BACKGROUND: In this post hoc analysis of the ODYSSEY OUTCOMES (Evaluation of Cardiovascular Outcomes After an Acute Coronary Syndrome During Treatment With Alirocumab) trial, we evaluated the efficacy of alirocumab in patients with probable heterozygous familial hypercholesterolemia (HeFH) or type III hyperlipoproteinemia (T3HLP). METHODS: Patients had clinical HeFH if baseline low-density lipoprotein cholesterol was ≥250 mg/dL and the qualifying acute coronary syndrome event occurred before age 55 (men) or 60 years (women), or if baseline low-density lipoprotein cholesterol was ≥330 mg/dL. Patients had T3HLP if the ratio, validated using the UK Biobank database, of non–high-density lipoprotein cholesterol/apolipoprotein B was?>2.6. Genetic variation affecting low-density lipoprotein cholesterol levels (HeFH) and APOE genotypes (T3HLP) was assessed in a pharmacogenomics subgroup.
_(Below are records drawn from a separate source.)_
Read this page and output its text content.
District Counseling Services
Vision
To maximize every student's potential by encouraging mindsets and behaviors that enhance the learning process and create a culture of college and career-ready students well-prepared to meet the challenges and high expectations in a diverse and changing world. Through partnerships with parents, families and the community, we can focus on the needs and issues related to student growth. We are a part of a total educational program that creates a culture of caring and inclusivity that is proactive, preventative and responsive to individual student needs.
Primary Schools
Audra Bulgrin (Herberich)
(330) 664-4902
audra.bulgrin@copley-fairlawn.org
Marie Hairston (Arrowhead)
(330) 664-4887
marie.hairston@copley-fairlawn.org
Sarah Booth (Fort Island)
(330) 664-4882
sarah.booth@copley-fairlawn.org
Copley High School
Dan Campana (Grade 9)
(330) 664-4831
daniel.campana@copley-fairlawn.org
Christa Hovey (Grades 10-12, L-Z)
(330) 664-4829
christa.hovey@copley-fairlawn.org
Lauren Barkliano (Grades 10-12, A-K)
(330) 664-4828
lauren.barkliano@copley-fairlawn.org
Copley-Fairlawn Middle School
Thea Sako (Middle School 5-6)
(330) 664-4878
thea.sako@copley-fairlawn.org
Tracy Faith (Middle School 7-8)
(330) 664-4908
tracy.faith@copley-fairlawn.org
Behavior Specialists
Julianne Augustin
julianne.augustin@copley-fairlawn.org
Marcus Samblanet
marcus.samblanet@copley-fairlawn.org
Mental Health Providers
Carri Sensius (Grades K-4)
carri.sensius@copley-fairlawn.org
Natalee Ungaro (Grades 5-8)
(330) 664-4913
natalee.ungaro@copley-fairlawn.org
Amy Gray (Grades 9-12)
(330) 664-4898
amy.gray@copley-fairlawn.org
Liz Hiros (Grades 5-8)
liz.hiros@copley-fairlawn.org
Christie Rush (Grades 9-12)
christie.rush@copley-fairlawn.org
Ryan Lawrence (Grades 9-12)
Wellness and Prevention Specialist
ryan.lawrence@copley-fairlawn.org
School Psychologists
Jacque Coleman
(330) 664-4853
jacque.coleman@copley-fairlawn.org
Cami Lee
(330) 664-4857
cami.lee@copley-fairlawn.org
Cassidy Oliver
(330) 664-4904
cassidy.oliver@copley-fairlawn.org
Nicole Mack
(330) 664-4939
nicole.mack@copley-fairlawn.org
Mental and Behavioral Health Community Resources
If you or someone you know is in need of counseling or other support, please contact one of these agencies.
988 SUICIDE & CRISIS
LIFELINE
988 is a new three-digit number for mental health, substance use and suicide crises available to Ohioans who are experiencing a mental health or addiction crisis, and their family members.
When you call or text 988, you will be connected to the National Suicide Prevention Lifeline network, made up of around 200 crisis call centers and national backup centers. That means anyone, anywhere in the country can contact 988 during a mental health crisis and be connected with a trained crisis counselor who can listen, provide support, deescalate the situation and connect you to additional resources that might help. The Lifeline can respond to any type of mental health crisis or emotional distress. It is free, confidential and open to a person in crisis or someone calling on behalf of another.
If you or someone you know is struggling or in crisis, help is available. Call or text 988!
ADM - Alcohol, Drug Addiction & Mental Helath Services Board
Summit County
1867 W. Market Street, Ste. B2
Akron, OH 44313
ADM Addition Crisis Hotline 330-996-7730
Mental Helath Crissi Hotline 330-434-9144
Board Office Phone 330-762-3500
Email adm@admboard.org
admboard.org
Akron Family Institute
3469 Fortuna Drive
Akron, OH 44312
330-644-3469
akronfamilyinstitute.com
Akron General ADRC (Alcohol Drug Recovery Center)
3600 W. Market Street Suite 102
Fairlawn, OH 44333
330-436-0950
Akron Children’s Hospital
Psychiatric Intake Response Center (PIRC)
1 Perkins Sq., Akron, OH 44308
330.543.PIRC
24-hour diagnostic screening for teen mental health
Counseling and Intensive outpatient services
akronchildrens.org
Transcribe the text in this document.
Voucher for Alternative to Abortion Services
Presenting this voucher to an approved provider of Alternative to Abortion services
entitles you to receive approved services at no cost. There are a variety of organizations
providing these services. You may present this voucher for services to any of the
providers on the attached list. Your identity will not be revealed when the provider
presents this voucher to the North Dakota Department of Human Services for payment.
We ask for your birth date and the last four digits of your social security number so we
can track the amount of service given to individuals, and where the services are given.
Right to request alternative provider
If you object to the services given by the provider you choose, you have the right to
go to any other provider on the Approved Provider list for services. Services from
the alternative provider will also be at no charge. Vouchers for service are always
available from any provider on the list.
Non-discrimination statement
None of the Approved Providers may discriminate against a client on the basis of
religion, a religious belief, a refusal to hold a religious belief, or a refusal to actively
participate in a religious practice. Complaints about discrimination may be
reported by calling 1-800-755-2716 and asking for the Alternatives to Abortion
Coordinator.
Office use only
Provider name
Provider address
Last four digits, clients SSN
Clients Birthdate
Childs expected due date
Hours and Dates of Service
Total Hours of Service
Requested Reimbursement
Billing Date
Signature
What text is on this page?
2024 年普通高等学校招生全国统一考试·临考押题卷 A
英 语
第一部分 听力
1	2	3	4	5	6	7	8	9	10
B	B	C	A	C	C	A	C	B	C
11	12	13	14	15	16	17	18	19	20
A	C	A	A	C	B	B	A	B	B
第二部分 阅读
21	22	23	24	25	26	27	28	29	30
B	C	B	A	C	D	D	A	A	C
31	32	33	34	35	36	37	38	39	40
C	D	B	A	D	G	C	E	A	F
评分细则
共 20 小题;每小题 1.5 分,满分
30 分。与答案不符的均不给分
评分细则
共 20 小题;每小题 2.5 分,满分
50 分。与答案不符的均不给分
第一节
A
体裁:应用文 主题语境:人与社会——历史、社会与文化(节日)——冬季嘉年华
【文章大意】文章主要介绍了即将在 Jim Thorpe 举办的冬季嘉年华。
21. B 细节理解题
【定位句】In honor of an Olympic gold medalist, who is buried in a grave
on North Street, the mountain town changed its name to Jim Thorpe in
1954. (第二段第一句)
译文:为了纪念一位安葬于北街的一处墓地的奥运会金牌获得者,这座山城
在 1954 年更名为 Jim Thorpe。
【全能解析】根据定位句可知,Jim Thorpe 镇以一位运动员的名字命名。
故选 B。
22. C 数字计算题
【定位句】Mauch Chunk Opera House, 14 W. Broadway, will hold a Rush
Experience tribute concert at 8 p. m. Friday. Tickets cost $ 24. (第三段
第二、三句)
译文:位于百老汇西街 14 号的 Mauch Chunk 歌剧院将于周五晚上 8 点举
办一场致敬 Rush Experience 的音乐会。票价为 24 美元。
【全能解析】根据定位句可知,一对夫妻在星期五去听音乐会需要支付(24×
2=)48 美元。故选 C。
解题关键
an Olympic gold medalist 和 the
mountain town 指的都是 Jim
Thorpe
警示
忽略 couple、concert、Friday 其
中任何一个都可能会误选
RESULTS: In total, 5.8% of patients from ODYSSEY OUTCOMES and 5.9% from the pharmacogenomics subgroup qualified as having clinical HeFH. In the pharmacogenomics subgroup, 295 patients (2.5%) had genetically confirmed HeFH; 45.8% also qualified as having clinical HeFH. Lipid responses and clinical benefits of alirocumab were similar in all patients with or without HeFH. In the ODYSSEY OUTCOMES cohort, 30 of 18 924 patients (0.16%) were identified as having T3HLP. The pharmacogenomics subgroup included 13 of these 30 patients, of whom 7 (53.8%) were APOE2/2 homozygotes. Lipid responses to alirocumab in patients with T3HLP were comparable with those in the general population. In those with genetic dyslipidemia, adverse event incidence was similar to the overall group. CONCLUSIONS: In ODYSSEY OUTCOMES, individuals with HeFH were common while those with T3HLP were rare. In their lipid responses, carriers of both conditions benefited from alirocumab.